The Anoka County Board on Tuesday briefly discussed creating a code of ethics, weeks after two women accused Commissioner Matt Look of harassing them in personal messages.
Look addressed his colleagues and a small group of constituents with a written statement denouncing the harassment allegations, first detailed in the Star Tribune, as his two accusers sat nearby.
"I harassed no one. Neither of the two ladies in either Star Tribune articles were harassed," he said. "I will not be resigning because I've done nothing wrong."
Danylle Peardon and Rachel Keller have both publicly accused Look of harassment and reported the alleged harassment to police, saying the commissioner contacted them directly after they got into arguments with him on Facebook.
"When I place personal posts on Facebook in a personal capacity, people are free to agree or disagree or they can choose to scroll past," Look said. "People have intentionally misled you … with falsified information in an effort to exaggerate a nonissue for the purposes of creating division within our community."
Commissioner Mandy Meisner is pushing for the board to consider adopting a code of ethics in response to the allegations, similar to what Ramsey, Dakota and Stearns counties have for their boards.
"We've got a lot of personnel and staff policies in place that [deal] with ethics and conduct," Meisner said. "However, we as county commissioners don't need to uphold those and so that to me is an area that … we should be stepping up."
Commissioners discussed her proposal for about 15 minutes Tuesday before the meeting ended at 3 p.m. Meisner provided copies of the codes of ethics from the three other counties in hope that the board could continue the discussion at their next work session.
Look said the board can further discuss ethics, while keeping in mind "we still have a First Amendment right to freedom of speech and I intend to enjoy this conversation."
Chairman Scott Schulte said Look's constituents need to vote him out if they disagree with his actions, or re-elect him if they agree.
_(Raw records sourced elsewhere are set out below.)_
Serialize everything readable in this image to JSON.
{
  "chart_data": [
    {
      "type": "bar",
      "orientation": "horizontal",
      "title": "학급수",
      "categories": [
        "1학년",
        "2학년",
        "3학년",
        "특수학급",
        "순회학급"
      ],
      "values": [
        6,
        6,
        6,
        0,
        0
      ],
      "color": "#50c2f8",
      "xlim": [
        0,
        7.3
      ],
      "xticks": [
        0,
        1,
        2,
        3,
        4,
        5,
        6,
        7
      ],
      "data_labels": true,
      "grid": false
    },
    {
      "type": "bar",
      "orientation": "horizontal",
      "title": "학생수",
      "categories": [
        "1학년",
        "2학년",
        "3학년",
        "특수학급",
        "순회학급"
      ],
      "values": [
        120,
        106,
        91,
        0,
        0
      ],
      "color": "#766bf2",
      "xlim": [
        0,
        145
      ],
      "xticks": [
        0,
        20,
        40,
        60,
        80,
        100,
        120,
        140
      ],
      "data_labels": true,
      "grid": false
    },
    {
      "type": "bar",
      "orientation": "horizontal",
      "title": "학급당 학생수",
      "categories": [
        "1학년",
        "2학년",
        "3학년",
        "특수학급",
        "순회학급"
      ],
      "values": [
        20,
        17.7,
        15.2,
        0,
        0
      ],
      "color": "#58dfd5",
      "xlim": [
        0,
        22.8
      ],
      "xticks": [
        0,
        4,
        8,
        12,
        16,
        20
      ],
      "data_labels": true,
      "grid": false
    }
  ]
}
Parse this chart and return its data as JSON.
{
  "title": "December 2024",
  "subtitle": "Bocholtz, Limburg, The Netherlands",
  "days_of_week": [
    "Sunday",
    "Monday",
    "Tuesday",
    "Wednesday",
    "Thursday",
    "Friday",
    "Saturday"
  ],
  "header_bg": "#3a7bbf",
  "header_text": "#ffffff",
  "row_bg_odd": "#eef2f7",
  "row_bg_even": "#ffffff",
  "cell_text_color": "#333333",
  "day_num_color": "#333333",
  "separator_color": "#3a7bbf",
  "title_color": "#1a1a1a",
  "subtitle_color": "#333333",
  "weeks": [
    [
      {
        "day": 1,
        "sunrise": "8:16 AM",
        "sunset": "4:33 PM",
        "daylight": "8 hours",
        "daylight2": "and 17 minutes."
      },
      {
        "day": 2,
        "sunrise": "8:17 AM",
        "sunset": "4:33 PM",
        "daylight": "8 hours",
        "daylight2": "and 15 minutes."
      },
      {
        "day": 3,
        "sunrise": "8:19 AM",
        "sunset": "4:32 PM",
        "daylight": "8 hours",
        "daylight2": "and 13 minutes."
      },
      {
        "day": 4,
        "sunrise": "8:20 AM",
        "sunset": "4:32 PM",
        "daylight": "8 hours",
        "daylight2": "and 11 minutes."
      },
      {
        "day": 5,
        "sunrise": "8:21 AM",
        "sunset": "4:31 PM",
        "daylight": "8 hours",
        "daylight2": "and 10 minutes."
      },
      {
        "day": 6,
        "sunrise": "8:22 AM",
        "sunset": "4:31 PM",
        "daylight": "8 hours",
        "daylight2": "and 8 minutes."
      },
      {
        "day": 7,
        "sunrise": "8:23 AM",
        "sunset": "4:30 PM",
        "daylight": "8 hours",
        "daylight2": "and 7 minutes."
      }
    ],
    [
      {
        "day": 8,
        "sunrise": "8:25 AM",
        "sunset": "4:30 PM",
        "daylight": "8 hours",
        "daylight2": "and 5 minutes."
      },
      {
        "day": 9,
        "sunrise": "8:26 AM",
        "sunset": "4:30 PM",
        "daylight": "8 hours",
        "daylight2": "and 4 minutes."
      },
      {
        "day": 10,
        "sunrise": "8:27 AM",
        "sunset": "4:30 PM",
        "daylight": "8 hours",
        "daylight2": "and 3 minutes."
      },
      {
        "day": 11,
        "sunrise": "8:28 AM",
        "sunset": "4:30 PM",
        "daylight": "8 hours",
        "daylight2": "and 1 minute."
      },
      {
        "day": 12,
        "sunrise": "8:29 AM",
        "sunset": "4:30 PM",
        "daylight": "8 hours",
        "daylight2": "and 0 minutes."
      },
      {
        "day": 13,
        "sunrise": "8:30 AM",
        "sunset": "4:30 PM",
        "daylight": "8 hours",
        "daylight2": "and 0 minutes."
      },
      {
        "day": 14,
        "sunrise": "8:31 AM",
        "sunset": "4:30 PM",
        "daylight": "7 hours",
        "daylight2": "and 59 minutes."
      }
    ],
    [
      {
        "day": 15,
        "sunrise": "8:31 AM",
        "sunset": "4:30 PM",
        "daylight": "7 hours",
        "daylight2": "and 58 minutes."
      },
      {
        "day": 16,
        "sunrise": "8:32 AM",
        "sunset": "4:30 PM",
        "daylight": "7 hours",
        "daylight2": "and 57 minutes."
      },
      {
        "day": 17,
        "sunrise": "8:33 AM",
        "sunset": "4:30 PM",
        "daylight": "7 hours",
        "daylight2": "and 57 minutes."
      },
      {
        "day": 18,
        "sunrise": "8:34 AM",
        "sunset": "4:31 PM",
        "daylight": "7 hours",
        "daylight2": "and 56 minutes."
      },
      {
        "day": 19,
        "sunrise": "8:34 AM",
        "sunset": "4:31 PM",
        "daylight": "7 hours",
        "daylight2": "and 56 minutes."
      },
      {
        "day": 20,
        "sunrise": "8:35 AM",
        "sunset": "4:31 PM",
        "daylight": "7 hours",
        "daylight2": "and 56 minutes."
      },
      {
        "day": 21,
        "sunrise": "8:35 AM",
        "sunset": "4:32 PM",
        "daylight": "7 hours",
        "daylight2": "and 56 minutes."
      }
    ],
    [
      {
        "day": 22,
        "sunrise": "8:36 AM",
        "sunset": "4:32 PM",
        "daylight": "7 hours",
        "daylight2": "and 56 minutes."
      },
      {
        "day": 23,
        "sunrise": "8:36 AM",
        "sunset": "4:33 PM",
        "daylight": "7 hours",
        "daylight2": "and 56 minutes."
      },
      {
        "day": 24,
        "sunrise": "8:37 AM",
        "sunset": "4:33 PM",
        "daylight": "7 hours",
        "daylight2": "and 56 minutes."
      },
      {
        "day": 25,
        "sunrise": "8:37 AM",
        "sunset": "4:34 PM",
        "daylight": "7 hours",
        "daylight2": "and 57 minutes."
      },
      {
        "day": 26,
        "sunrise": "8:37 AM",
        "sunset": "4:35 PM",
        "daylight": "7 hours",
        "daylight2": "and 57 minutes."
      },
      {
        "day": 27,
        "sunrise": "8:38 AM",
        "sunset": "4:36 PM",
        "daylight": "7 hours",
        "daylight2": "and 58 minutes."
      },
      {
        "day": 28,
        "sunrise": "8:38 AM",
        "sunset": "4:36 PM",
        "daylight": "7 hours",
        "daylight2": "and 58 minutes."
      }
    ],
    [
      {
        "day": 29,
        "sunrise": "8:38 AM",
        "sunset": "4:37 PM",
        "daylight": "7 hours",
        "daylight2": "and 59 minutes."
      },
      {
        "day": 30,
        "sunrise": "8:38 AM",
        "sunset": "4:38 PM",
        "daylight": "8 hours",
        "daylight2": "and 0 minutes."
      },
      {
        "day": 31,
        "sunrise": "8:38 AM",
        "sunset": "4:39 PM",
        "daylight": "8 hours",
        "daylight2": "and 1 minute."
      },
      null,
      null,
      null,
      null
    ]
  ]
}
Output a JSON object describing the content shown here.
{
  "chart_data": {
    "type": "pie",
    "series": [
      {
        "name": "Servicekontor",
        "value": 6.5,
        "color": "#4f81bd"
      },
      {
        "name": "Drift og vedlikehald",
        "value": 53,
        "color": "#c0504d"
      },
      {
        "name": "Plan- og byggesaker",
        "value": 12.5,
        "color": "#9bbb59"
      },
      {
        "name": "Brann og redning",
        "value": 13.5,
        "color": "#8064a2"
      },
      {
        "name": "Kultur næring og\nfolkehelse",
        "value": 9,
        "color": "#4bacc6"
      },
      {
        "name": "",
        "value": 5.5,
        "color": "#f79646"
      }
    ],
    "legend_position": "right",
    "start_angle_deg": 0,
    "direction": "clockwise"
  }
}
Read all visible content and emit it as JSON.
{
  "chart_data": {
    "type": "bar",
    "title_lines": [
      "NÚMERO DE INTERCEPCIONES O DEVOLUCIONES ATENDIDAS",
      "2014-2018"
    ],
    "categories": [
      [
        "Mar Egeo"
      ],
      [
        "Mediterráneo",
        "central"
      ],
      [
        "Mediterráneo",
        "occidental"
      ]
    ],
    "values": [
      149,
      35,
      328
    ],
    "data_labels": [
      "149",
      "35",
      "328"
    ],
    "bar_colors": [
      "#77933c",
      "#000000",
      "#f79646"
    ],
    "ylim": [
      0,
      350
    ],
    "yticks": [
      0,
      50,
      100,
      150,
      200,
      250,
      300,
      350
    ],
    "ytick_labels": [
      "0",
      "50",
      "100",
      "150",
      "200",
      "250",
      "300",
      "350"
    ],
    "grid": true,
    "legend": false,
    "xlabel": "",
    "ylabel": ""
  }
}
"There is no remedy that is beneficial to this County Board," he said. "A public censure of a county official? That divides the board."
In text messages Look exchanged with his colleagues, obtained through a public-records request, Look referred to Peardon multiple times as a "libtard."
At Tuesday's meeting, Keller said people online have been calling her a "liberal nutjob," but she wore a hot pink "Women for Trump" face mask to prove that isn't the case.
"It has nothing to do with that. He's supposed to be nonpartisan," Keller said, adding that Look is "using politics to get what he wants."
Keller said she's worried the board won't do much in response to the allegations, but the fact that they were discussing a code of ethics was a step in the right direction.
Retiree Kim Krebsbach, who has lived in Oak Grove for more than two decades, said she'd never attended a County Board meeting before Tuesday but was motivated to go after observing Look's interactions online and because of her career in corrections, particularly in dealing with male offenders.
"When I see this kind of behavior it concerns me a lot," she said. "I felt Commissioner Look was not responding in a professional manner. I really didn't think it was appropriate. This is not a partisan body, and I also think constituents need to be treated with respect."
Meisner said she will host a town hall in March or April to discuss best practices and a code of ethics. The meeting will be held virtually and feature David Schultz, professor of political science and ethics at Hamline University, with an opportunity for the public to comment.
Sen. Jim Abeler, R-Anoka, tweeted Feb. 5 that he supports Meisner's efforts: "Every public board ought to have a Code of Ethics, including the Anoka County Board."